Pour faire valoir ses droits à l’étranger, il faut demander auprès de la Caisse d’Assurance Maladie dont vous dépendez une Carte Européenne d’Assurance Maladie (elle remplace désormais le formulaire E111). Elle est valable 1 an, et doit être demandée au moins 3 semaines avant le départ.
Si votre départ est imminent, vous pourrez obtenir un Certificat provisoire, valable 3 mois, qui ouvre les même droits.
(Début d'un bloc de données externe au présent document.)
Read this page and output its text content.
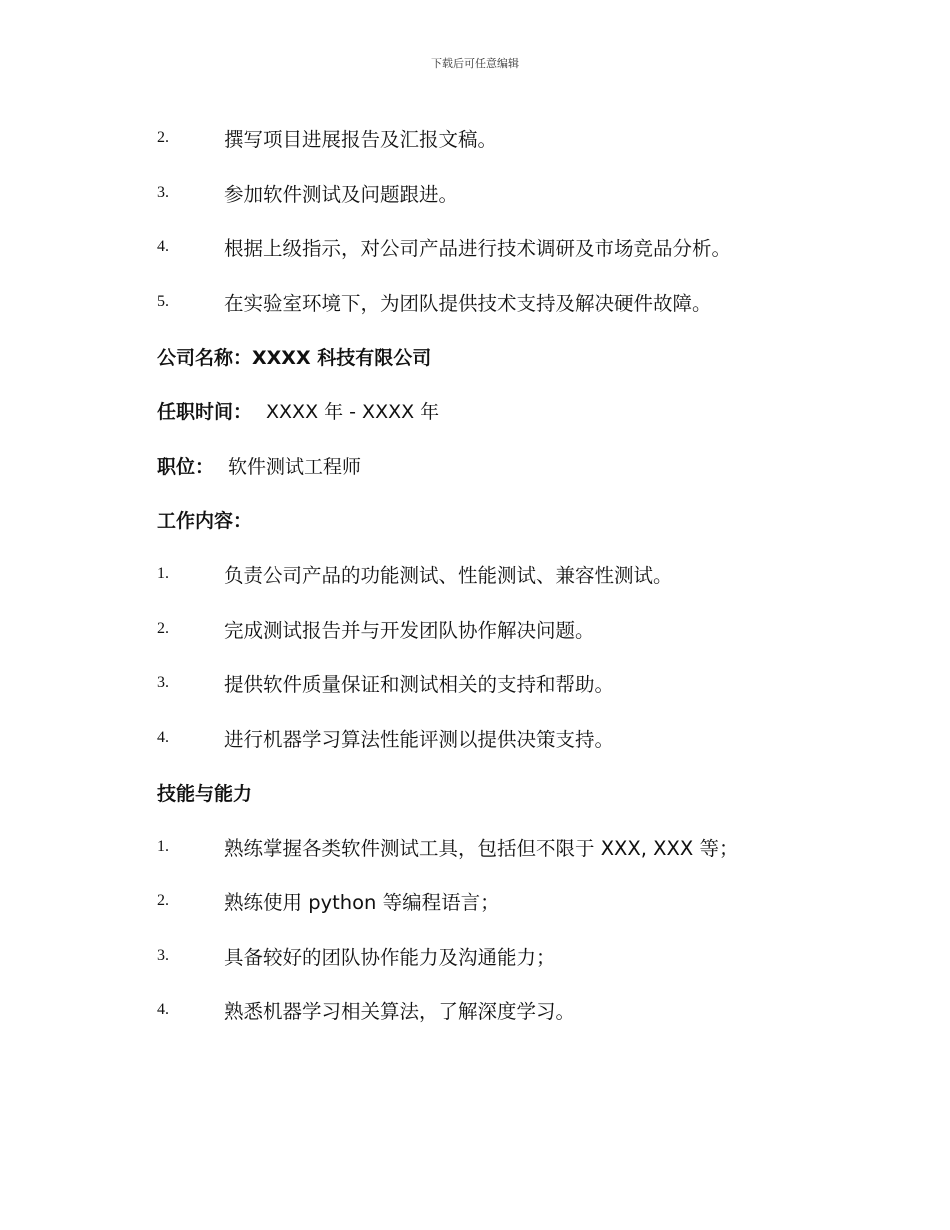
下载后可任意编辑
2.	撰写项目进展报告及汇报文稿。
3.	参加软件测试及问题跟进。
4.	根据上级指示，对公司产品进行技术调研及市场竞品分析。
5.	在实验室环境下，为团队提供技术支持及解决硬件故障。
公司名称：XXXX 科技有限公司
任职时间： XXXX 年 - XXXX 年
职位： 软件测试工程师
工作内容：
1.	负责公司产品的功能测试、性能测试、兼容性测试。
2.	完成测试报告并与开发团队协作解决问题。
3.	提供软件质量保证和测试相关的支持和帮助。
4.	进行机器学习算法性能评测以提供决策支持。
技能与能力
1.	熟练掌握各类软件测试工具，包括但不限于 XXX, XXX 等；
2.	熟练使用 python 等编程语言；
3.	具备较好的团队协作能力及沟通能力；
4.	熟悉机器学习相关算法，了解深度学习。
La Carte européenne de sécurité sociale vous ouvre les droits en vigueur dans le pays où vous séjournez. Il ne s’agit donc pas d’une prise en charge à 100%, d’autant que votre mutuelle ne couvre pas nécessairement les frais complémentaires (se renseigner auprès de la mutuelle avant de partir). Elle ne permet pas la prise en charge des soins programmés (qui peuvent être pris en charge, avec le formulaire E112)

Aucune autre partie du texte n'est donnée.